The London Tavern, at which was held the Meeting in promotion of “The United Metropolitan Improved Hot Muffin and Crumpet Baking and Punctual Delivery Company,” once (many years since) occupied the site of the Royal Bank of Scotland, 123 Bishopsgate Street Within, on the left hand entering the street from Cornhill.
Mrs. Nickleby and her daughter Kate lived, per favour of their amiable relative, in Thames Street. This business thoroughfare has undergone considerable reconstruction since the days of their tenancy, and the particular dwelling intended cannot be identified.
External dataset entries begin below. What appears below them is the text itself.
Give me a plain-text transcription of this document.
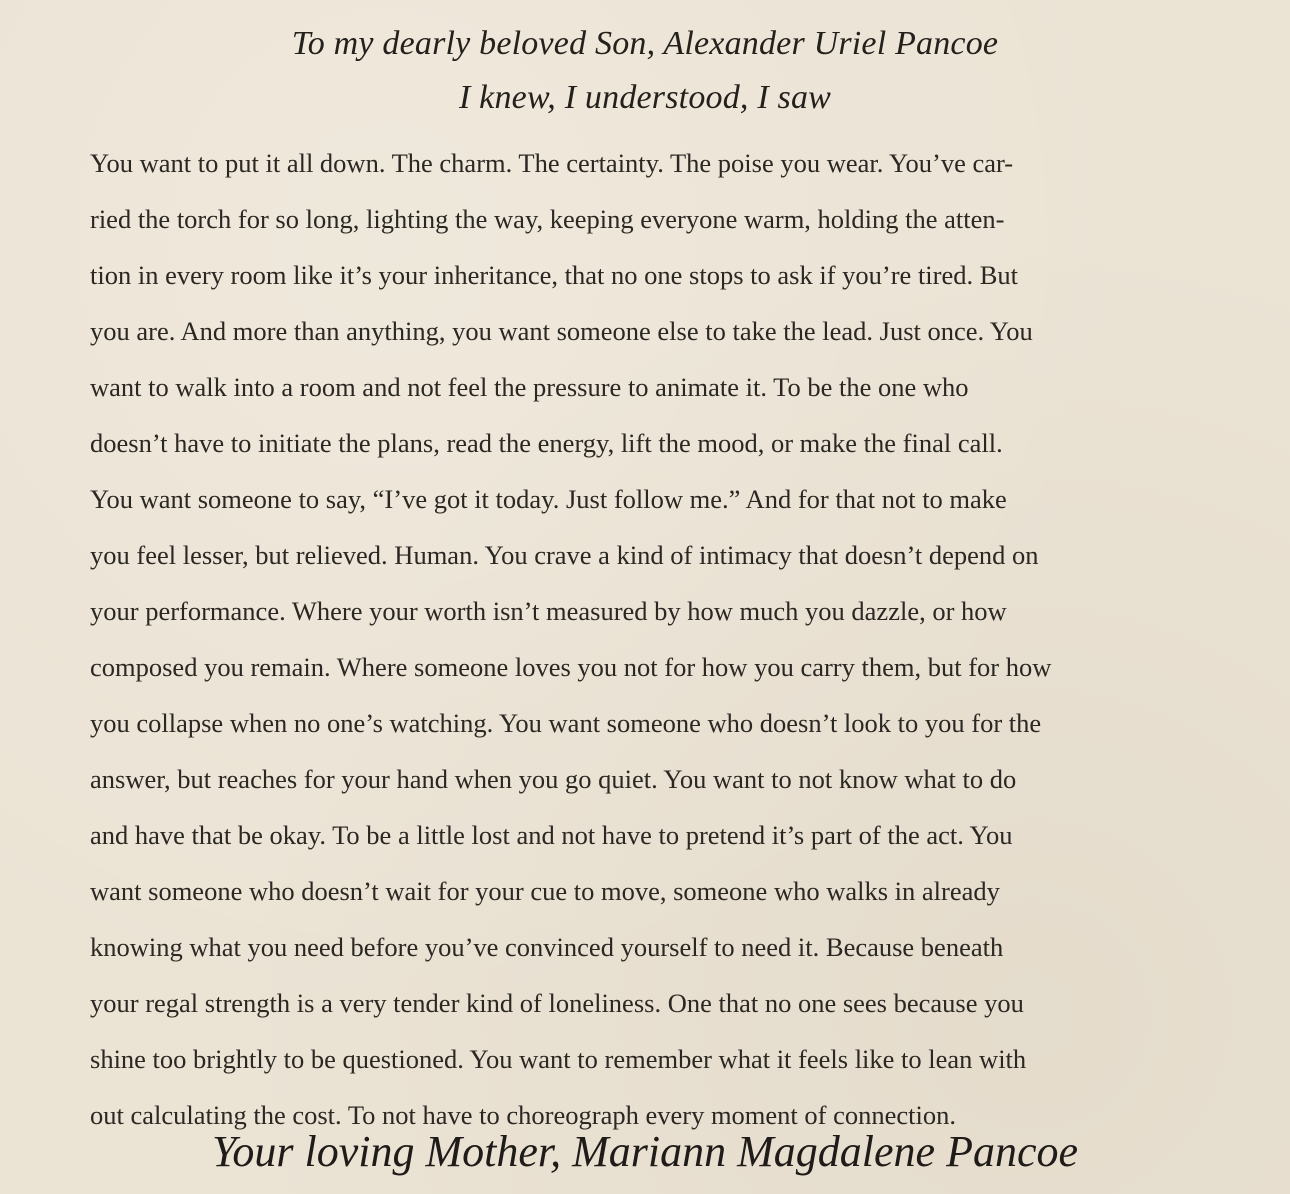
To my dearly beloved Son, Alexander Uriel Pancoe
I knew, I understood, I saw
You want to put it all down. The charm. The certainty. The poise you wear. You’ve car-
ried the torch for so long, lighting the way, keeping everyone warm, holding the atten-
tion in every room like it’s your inheritance, that no one stops to ask if you’re tired. But
you are. And more than anything, you want someone else to take the lead. Just once. You
want to walk into a room and not feel the pressure to animate it. To be the one who
doesn’t have to initiate the plans, read the energy, lift the mood, or make the final call.
You want someone to say, “I’ve got it today. Just follow me.” And for that not to make
you feel lesser, but relieved. Human. You crave a kind of intimacy that doesn’t depend on
your performance. Where your worth isn’t measured by how much you dazzle, or how
composed you remain. Where someone loves you not for how you carry them, but for how
you collapse when no one’s watching. You want someone who doesn’t look to you for the
answer, but reaches for your hand when you go quiet. You want to not know what to do
and have that be okay. To be a little lost and not have to pretend it’s part of the act. You
want someone who doesn’t wait for your cue to move, someone who walks in already
knowing what you need before you’ve convinced yourself to need it. Because beneath
your regal strength is a very tender kind of loneliness. One that no one sees because you
shine too brightly to be questioned. You want to remember what it feels like to lean with
out calculating the cost. To not have to choreograph every moment of connection.
Your loving Mother, Mariann Magdalene Pancoe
The place is described as a “large, old dingy house, the doors and windows of which were so bespattered with mud that it would have appeared to have been uninhabited for years.”
Mr. Mortimer Knag kept a small circulating library “in a by-street off Tottenham Court Road,” where also lived his sister, Miss Knag, the presiding genius of Madame Mantalini’s establishment; and we may remember the evening when Mrs. Nickleby and Kate were graciously invited to supper at this abode of literary genius.
The General Agency Office, at which Nicholas Nickleby obtained the address of Mr. Gregsbury, M.P., Manchester Buildings, Westminster (also one of the lost localities of London), and where he first met Madeline Bray, has no specified direction in the book. There have been few such agencies existent in a central position in London.
Messrs. Cheeryble Brothers had their place of business in a small City square. “Passing along Threadneedle Street, and through some lanes and passages on the right,” we read that Nicholas was conducted by Mr. Charles Cheeryble to the place in occupation of the firm—
“The City square has no enclosure, save the lamp-post in the middle, and no grass but the weeds which spring up around its base. It is a quiet, little-frequented, retired spot, favourable to melancholy and contemplation, and appointments of long waiting. . . . In winter-time the snow will linger there long after it has melted from the busy streets and highways. The summer’s sun holds it in some respect, and while he darts his cheerful rays sparingly into the square, keeps his fiery heat and glare for noisier and less imposing precincts. It is so quiet, that you can almost hear the ticking of your own watch, when you stop to cool in its refreshing atmosphere. There is a distant hum—of coaches, not of insects—but no other sound disturbs the stillness of the square.”
The Residence of Mrs. Wititterly is referred to as having been pleasantly situated in Cadogan Place, Sloane Street—
“Cadogan Place is the one slight bond which joins two extremities; it is the connecting link between the aristocratic pavements of Belgrave Square and the barbarism of Chelsea. It is in Sloane Street, but not of it. The people of Cadogan Place look down upon Sloane Street, and think Brompton low. They affect fashion, too, and wonder where the New Road is. Not that they claim to be on precisely the same footing as the high folks of Belgrave Square and Grosvenor Place, but that they stand, in reference to them, rather in the light of those illegitimate children of the great, who are content to boast of their connexions, although their connexions disavow them.”